Anda mungkin pernah mendengar seseorang berkata kepada Anda, “Jangan menjadi seperti orang Farisi.” Biasanya kata-kata ini diucapkan ketika seseorang terlalu berhati-hati dalam “menjaga aturan” dan berusaha keras untuk “hidup baik” dalam kehidupan sehari-hari sebagai orang Kristen. Tetapi ucapan ini bisa membuat Anda tersinggung karena jika ada satu tipe orang dalam Perjanjian Baru yang dengannya Anda tidak ingin dibandingkan, tentunya itu adalah orang Farisi. Meskipun kita dapat mempelajari kehiduipan orang Farisi dari berbagai sudut pandang, mari kita lihat bagaimana tanggapan Yesus terhadap orang Farisi dalam Injil Matius.

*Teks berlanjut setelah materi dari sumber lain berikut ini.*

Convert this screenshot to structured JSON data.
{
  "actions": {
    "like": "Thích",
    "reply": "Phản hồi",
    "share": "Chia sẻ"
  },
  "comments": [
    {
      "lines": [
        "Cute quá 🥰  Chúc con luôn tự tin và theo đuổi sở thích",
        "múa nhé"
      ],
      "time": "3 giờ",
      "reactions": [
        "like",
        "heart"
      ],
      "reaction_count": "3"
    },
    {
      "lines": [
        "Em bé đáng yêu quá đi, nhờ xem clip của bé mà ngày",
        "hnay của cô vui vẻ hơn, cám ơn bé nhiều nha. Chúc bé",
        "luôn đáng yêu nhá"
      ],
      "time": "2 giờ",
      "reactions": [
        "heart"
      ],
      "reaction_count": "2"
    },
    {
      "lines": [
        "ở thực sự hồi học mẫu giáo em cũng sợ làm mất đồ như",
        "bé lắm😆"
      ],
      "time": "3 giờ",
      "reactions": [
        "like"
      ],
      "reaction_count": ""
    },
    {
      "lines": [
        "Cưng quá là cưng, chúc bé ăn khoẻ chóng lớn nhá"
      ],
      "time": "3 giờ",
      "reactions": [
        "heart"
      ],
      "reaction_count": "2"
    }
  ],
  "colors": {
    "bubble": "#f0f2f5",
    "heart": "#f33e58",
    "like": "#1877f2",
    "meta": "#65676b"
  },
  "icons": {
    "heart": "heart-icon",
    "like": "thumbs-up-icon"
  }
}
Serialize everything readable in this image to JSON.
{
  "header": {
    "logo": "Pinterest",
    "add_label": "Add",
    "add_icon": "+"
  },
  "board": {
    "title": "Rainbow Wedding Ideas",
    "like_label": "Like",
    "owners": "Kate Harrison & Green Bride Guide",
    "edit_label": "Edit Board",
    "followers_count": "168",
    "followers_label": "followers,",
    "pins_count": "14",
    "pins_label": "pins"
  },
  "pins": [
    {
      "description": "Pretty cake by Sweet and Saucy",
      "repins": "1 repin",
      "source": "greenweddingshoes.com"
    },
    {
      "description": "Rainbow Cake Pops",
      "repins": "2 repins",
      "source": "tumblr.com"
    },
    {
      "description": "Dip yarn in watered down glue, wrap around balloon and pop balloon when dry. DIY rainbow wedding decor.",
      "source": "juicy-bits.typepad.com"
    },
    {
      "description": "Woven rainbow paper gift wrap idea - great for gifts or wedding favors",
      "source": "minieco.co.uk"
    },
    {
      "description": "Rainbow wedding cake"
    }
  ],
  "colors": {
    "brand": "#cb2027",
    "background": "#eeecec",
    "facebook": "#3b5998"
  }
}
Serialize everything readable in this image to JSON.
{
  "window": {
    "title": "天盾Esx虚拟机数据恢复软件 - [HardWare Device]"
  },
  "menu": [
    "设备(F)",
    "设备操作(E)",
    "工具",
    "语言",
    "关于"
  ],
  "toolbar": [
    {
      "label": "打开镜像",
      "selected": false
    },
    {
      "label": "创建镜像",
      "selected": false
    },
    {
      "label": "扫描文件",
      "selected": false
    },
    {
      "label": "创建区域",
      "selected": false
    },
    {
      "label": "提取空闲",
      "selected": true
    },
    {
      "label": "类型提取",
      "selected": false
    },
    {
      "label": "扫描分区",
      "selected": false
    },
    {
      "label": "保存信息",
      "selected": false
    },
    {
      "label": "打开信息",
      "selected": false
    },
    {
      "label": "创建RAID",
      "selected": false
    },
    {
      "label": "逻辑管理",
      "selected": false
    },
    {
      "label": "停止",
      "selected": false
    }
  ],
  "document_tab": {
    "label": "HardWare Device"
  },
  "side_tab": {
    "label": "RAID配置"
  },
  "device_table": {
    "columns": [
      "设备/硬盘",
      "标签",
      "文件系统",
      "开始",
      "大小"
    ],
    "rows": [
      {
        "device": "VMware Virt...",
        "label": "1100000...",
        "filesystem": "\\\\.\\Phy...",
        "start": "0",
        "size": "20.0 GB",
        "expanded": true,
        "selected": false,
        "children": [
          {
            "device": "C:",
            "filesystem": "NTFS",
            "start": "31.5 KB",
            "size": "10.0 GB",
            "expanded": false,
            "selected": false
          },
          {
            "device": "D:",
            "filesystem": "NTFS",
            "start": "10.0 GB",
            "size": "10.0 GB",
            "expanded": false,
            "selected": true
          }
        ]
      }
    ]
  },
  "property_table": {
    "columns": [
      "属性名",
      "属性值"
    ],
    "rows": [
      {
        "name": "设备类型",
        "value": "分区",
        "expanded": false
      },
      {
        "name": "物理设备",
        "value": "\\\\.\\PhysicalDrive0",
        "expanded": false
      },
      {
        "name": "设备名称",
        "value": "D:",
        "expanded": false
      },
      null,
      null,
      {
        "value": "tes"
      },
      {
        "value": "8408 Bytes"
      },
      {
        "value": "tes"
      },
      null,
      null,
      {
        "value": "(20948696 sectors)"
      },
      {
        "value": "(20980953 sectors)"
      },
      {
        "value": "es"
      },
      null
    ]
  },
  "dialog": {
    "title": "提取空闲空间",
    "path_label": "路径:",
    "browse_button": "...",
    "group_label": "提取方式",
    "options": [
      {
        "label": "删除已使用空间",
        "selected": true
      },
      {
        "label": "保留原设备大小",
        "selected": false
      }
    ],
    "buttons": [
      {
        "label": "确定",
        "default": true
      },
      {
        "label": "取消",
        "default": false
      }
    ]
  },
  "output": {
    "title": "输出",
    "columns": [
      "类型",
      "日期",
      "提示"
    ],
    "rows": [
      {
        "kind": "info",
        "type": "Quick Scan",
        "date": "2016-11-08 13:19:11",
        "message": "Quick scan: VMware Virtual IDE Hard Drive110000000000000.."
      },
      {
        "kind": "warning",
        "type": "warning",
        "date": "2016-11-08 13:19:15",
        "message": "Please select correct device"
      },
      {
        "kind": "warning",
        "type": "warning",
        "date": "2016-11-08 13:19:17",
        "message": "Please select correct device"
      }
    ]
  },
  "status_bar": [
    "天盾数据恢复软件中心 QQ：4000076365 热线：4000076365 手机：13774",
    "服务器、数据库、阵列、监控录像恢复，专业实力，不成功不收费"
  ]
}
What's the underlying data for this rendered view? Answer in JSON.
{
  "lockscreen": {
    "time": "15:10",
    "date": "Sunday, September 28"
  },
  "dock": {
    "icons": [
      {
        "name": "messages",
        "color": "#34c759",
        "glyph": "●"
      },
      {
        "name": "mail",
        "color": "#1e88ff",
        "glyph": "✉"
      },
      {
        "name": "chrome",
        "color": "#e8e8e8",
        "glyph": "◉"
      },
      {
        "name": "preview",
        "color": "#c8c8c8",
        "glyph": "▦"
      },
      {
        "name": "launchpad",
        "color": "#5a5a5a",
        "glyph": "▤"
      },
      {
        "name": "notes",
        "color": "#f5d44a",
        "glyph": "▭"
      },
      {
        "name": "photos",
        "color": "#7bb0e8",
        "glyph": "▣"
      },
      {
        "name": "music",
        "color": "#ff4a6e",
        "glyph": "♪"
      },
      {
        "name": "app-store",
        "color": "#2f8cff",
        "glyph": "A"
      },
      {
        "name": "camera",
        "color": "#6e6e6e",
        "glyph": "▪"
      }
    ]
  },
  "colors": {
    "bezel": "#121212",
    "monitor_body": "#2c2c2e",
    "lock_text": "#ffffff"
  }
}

Orang-orang Farisi memang sering menentang Yesus dalam kitab Injil. Yesus sering dikritik oleh orang Farisi, dan Dia pada gilirannya mencela mereka karena cara mereka yang salah. Yesus bahkan menyebut orang Farisi sebagai “keturunan ular beludak”. Dia secara tegas memperingatkan murid-muridnya untuk tidak mengikuti ajaran mereka. Tapi apa sebenarnya masalah orang Farisi? Apakah karena mereka terlalu peduli untuk mengikuti hukum Allah? Atau apakah itu sesuatu yang lain?
Tetapi waktu ia melihat banyak orang Farisi dan orang Saduki datang untuk dibaptis, berkatalah ia kepada mereka: ”Hai kamu keturunan ular beludak. Siapakah yang mengatakan kepada kamu, bahwa kamu dapat melarikan diri dari murka yang akan datang? Matius 3:7
Berlawanan dengan apa yang mungkin pernah Anda dengar, Yesus tidak menegur orang Farisi karena terlalu memperhatikan hukum Allah. Yesus tidak pernah merendahkan atau meremehkan hukum Allah. Di mana kelihatannya Dia meremehkannya (kontroversi mengenai hari Sabat, misalnya), Yesus malah mengkritik kesalahpahaman dan penyelewengan hukum Allah. Orang-orang Farisi mengira mereka berada di jalur yang benar, tetapi Yesus menunjukkan sebaliknya. Yesus adalah kebenaran yang tidak dapat dipungkiri.
Bukannya mengkritik orang Farisi karena terlalu berfokus pada hukum Allah, Yesus mengkritik mereka karena tidak cukup peduli dengan hukum Allah yang tertulis. Mereka tidak terlalu memperhatikannya; mereka memberikannya terlalu sedikit perhatian. Ketertarikan Yesus untuk memperhatikan hukum dengan saksama terbukti dalam Khotbah di Bukit (Matius 5). Meskipun khotnah itu mungkin yang paling terkenal dari semua ajaran Yesus, itu juga mengandung beberapa pesan yang paling sulit untuk dipahami. Apakah Yesus mengajarkan bahwa hukum Allah tidak mungkin atau tidak perlu dipatuhi? Apakah dia mengajarkan perfeksionisme Kristen? Jawabannya tidak keduanya. Yesus tidak mengajarkan antinomianisme maupun legalisme (kedua “isme” ini sudah pernah dibahas sebelumnya).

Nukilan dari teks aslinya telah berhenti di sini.